Entry to vital battery minerals poses vital obstacles to assembly California’s EV necessities, stated Muehlegger of UC Davis. Ford additionally needed to halt manufacturing in 2022 as a result of a pc chip scarcity, and he stated the trade nonetheless hasn’t recovered from provide chain disruptions it confronted through the pandemic.
“If we’re transferring in a short time towards a world wherein a excessive fraction of the brand new automobile fleet goes to be electrical automobiles and never typical automobiles, there’s an amazing quantity of battery capability that must be created,” he stated.
“There might be quite a lot of stress to innovate on this trade. However how rapidly the trade is ready to innovate — and the way rapidly the trade shifts away from battery applied sciences that it’s utilizing now to 2 new battery applied sciences that we haven’t found but — it’s onerous to know.”

Emily Elconin
/
CalMatters
An enormous a part of the explanation the auto trade is experiencing provide chain issues is as a result of many supplies, together with nickel, lithium and cobalt, come from China, which Muehlegger stated has grow to be very environment friendly in refining and producing batteries. There’s just one lithium mine in america, positioned in Nevada.
Switching to U.S.-made elements is important so automobile consumers can qualify for federal tax credit. For gross sales to qualify for credit of as much as $7,500 within the Inflation Discount Act, automakers should adhere to strict guidelines that decision for many of its elements to be produced or manufactured in america or its shut commerce companions.

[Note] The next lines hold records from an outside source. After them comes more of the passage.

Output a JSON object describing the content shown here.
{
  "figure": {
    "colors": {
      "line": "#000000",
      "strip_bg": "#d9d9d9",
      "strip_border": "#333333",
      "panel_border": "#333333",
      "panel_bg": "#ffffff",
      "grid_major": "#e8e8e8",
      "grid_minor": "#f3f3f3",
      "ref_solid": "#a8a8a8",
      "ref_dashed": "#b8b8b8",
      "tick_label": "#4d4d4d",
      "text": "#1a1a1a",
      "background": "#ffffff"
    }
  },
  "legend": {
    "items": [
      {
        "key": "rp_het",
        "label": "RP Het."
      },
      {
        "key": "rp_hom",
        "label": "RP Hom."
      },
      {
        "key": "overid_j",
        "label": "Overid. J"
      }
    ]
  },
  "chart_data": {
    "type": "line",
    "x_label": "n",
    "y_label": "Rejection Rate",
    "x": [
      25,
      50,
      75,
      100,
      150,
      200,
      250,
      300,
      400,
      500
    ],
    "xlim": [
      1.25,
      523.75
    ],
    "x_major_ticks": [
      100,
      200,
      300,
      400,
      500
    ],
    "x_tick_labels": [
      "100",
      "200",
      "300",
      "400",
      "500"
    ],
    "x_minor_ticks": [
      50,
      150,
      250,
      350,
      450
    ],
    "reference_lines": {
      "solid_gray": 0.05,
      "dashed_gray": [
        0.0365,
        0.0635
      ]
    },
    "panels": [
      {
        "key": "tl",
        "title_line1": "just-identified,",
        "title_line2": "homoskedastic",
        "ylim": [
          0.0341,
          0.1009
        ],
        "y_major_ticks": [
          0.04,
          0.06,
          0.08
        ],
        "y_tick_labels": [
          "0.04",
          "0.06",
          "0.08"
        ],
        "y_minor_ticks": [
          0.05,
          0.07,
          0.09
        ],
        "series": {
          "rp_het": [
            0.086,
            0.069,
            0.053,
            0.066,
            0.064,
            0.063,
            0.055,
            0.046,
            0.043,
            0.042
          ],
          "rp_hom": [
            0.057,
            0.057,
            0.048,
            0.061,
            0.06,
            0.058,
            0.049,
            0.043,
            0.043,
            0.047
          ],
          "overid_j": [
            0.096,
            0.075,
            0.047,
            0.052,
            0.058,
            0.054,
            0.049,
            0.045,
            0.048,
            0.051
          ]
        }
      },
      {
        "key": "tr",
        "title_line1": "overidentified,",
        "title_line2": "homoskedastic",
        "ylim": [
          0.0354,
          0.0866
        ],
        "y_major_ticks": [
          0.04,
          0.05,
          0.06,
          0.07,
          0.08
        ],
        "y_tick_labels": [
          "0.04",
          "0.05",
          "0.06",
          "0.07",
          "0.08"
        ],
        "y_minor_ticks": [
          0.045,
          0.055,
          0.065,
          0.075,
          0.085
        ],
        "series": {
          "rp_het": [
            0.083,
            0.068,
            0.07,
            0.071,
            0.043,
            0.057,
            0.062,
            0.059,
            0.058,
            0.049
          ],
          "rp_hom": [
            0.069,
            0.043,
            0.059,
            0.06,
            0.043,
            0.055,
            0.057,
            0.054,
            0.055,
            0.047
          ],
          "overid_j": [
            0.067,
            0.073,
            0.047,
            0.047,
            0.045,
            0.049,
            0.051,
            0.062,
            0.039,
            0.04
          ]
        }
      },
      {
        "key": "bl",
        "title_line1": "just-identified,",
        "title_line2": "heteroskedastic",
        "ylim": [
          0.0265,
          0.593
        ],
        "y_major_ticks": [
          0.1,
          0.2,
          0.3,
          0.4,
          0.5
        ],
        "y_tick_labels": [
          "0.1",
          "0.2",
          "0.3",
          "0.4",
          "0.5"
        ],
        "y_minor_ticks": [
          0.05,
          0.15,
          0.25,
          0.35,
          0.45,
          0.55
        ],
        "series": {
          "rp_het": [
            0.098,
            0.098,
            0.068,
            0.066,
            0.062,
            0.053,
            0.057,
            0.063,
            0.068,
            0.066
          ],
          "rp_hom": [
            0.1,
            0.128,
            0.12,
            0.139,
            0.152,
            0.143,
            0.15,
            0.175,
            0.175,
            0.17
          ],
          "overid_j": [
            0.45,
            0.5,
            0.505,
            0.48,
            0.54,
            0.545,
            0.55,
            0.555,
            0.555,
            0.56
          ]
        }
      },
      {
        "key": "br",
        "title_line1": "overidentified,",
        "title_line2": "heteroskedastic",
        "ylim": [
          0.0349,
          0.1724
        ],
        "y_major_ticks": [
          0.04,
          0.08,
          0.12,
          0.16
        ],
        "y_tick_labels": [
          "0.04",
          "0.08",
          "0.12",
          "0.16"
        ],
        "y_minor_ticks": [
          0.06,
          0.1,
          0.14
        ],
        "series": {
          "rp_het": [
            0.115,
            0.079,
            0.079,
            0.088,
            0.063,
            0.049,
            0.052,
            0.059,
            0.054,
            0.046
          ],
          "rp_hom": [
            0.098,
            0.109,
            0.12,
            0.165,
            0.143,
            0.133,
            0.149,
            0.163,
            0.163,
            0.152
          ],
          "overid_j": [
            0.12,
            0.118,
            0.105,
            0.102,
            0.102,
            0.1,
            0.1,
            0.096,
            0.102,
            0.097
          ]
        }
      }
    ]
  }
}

Solely 14 fashions qualify for the credit score underneath guidelines launched by the Biden administration in April. Ford’s F-150 Lightning is listed as one of many few qualifying vans, however the automobile’s excessive upfront price ticket may make it ineligible for the federal incentives. At the moment, Ford’s truck fashions vary from $59,974 to $98,070; to qualify, vehicles should have a price ticket beneath $55,000, and vans or bigger SUVs underneath $80,000.

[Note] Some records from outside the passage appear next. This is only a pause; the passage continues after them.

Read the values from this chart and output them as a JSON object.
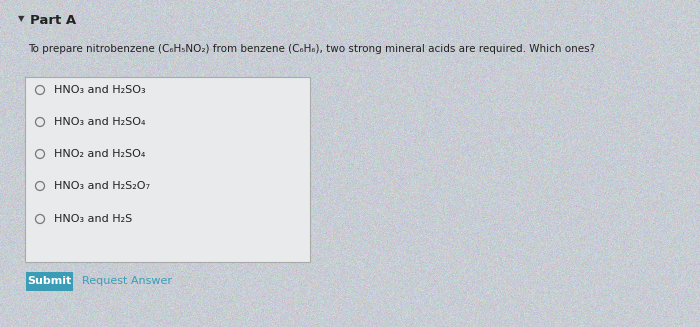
{
  "bg_color": "#c8cdd4",
  "panel_bg": "#c8cdd4",
  "box_bg": "#f0f0f0",
  "part_a_label": "Part A",
  "question": "To prepare nitrobenzene (C₆H₅NO₂) from benzene (C₆H₆), two strong mineral acids are required. Which ones?",
  "options": [
    "HNO₃ and H₂SO₃",
    "HNO₃ and H₂SO₄",
    "HNO₂ and H₂SO₄",
    "HNO₃ and H₂S₂O₇",
    "HNO₃ and H₂S"
  ],
  "submit_label": "Submit",
  "request_answer_label": "Request Answer",
  "submit_bg": "#3b9db5",
  "submit_text_color": "#ffffff",
  "request_answer_color": "#3b9db5",
  "triangle": "▼",
  "question_fontsize": 7.5,
  "option_fontsize": 8.0,
  "part_a_fontsize": 9.5,
  "submit_fontsize": 8.0,
  "request_fontsize": 8.0
}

Diversifying and constructing a brand new provide chain from scratch in U.S.-friendly nations may delay manufacturing, because it takes years to construct up, stated Muehlegger, of UC Davis.
That’s why Ford has partnered with a Chinese language battery provider, SK On, to construct a brand new lithium-iron-phosphate battery plant in Michigan: By constructing its personal batteries, Ford hopes to acquire a gradual stream of supplies.
Tesla, in a transfer to make sure its vehicles qualify for the buyer tax credit score, is making an attempt to safe an identical partnership with a Chinese language firm to construct a lithium-iron-phosphate battery manufacturing plant in Texas.
Palmer, Ford’s vp of electrical automobile applications, stated the corporate has already secured 100% of the annual battery provide wanted for 600,000 automobiles and 70% of the battery supplies it wants for an annual international manufacturing price of two million electrical automobiles by 2026.
“If we hadn’t carried out this, if we waited two years to speculate, we might be in such hassle to have the ability to safe the quantity of supplies wanted,” Palmer stated.
A part of Tesla’s dominating success has been constructing its personal intensive charging community for its automobiles, stated David Reichmuth, a senior engineer on the Union of Involved Scientists’ clear transportation program. Different automakers needs to be prioritizing that, too, he stated, as a result of inadequate public chargers have been an enormous barrier for renters, multi-family dwelling residents and low-income residents.
“In the event that they’re going to promote these automobiles,” Reichmuth stated, “they want to ensure drivers have a constructive expertise.”
CalMatters is a nonprofit, nonpartisan media enterprise explaining California insurance policies and politics.